Un hombre y su pupilo menor de edad siembran el terror en la calle Manacor y acaban detenidos y acusados como presuntos autores de un delito de odio y otro de amenazas graves.
Odio y tensión en la calle Manacor de Palma. Madrugada de viernes a sábado. Una mujer camina tranquila sin anticipar lo que iba a ocurrir.
Llevaba días siendo acosada por un hombre con insultos, mofas, gestos cargados de veneno por su orientación sexual. La víctima, en un alarde de prudencia, decidió ignorar al energúmeno. En la mente del intolerante, el silencio es un desafío.
Dos horas después, la oscuridad de la madrugada se rompe con el estallido de un cristal. Una botella de vidrio impacta directamente en el muslo de la mujer.
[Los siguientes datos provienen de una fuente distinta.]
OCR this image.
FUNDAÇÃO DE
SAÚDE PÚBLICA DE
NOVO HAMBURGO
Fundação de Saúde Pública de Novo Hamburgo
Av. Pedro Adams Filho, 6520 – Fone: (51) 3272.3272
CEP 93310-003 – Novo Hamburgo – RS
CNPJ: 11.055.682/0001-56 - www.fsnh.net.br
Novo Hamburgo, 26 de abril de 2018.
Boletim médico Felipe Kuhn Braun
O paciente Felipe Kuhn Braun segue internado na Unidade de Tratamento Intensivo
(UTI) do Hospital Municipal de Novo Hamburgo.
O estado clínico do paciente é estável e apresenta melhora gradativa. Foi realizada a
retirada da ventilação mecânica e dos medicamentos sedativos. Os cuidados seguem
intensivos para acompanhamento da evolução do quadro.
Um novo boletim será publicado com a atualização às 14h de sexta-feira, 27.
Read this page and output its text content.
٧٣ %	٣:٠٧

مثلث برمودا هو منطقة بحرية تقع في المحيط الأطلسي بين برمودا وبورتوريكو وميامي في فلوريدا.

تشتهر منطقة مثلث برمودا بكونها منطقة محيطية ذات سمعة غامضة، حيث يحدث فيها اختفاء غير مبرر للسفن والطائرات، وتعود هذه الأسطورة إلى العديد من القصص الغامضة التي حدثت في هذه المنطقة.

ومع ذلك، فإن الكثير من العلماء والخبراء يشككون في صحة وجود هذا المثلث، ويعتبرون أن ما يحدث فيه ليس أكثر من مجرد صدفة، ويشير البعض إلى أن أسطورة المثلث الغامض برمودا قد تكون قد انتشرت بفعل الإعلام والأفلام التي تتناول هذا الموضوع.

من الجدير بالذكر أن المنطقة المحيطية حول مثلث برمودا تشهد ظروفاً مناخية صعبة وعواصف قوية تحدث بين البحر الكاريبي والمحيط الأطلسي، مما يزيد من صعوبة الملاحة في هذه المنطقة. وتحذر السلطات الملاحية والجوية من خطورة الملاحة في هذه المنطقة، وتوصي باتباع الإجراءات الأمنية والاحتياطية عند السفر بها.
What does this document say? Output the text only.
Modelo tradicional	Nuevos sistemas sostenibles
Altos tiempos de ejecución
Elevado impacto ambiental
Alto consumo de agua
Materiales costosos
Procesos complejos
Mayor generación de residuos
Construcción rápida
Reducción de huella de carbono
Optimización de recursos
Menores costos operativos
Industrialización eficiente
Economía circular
El dolor es el inicio de la pesadilla. El hombre regresa, pero esta vez no viene solo. Estaba acompañado por un menor, adoctrinado en la violencia. Sacó un cuchillo de entre sus ropas para proferir amenazas de muerte que hielan la sangre: «Os voy a matar».
La víctima y su acompañante salieron corriendo en medio de desesperados gritos de auxilio. El azar quiso que el Grupo Operativo de Respuesta (GOR) de la Policía Nacional estuviera allí. Agentes de paisano, invisibles para el delincuente pero letales para el crimen, escucharon el pavor en sus voces.
La batida fue quirúrgica. En cuestión de minutos, los presuntos autores —un hombre español y su joven pupilo— fueron interceptados mientras intentaban disolverse en la noche de Palma.